Archiver > TX-REVOLUTION > 2001-07 > 0994134854

From: Bill or Joyce Morris <>
Subject: Roll Call: Sherwood Y. Reams
Date: Mon, 02 Jul 2001 23:34:14 -0500

Here's an unusual story about a young Revolutionary Texian whose life was
saved by the measles.

Bill Morris
Chappell Hill

REAMS, SHERWOOD YOUNG (1812-1887). S.Y. Reams was born March 4, 1812 in
South Carolina.

In 1835 he immigrated to Texas from Tennessee, enlisting in The Army of
Texas on Sept. 14, 1835 under the command of Artillery Capt. James C. Neill
at Gonzales.

On Oct. 2, 1835 Reams participated in the Gonzales "Come and Take It"
skirmish with Mexican troops, with the colonists retaining possession of
the disputed cannon.

On Dec. 5-10, 1835 he served under Col. Neill and Ben Milam in the siege
and capture of San Antonio. Following the capture, Reams reenlisted on Dec.
15 in Capt. Almeron Dickinsons Artillery Company, assigned to fortify and
defend The Alamo, and was elected 2nd Lieut.
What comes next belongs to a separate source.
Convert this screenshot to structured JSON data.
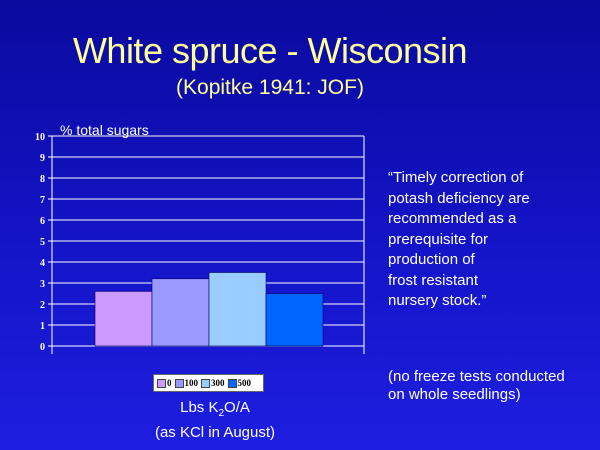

Reams contacted measles and
was discharged on Dec. 28, and was returned to Gonzales, then to his home
in Austin County to recuperate.

On March 1, 1836 Reams left his sickbed and enlisted in Capt. Robert
McNutts Co. "E", 1st Regt. Of Texas Volunteers. When McNutt was promoted to
Major, Lt. Gibson Kuykendall assumed command, with Reams as 1st Sgt.

On March 13, Reams Company joined with The Texas Army and others in the
retreat eastward from Gonzales, the "Runaway Scrape".

On arriving at Harrisburg on April 18, Reams Co. "E" was detailed to remain
at Harrisburg as rear-guard and sick and baggage guard while Sam Houstons
'Army' marched eastward to San Jacinto, and destiny.

Reams was discharged due to ill health on May 1, 1836, but reenlisted on
May 18 as Private in Capt. B.F. Ravills Company of Texas Volunteers.

On July 1, 1836, Reams joined the newly-formed Company of "Mill Creek
Volunteers" from Austin County, with Capt. H.N. Cleveland as Commanding

Reams was honorably discharged from the Army of The Republic of Texas on
Oct. 1, 1836, and later received 1920 acres of Bounty and Donation Grant
land, in Austin and Milam Counties, for his military service.

Reams married Sarah Atkinson in Austin County on Sept. 14, 1837, and lived
briefly on Peach Creek in Gonzales around 1850.

Reams and family, back in Buckhorn, Austin County in 1870, with all his
land gone, was declared indigent and was granted a State Veterans Pension.

S.Y. Reams died in 1887 in Buckhorn, Austin County, and was buried in the
Buckhorn Cemetery. In 1936 The State of Texas placed a commemorative marker
on his gravesite, and mis-spelled his name as REAMOS, one of the 13
variations of the spelling of his name found on official documents.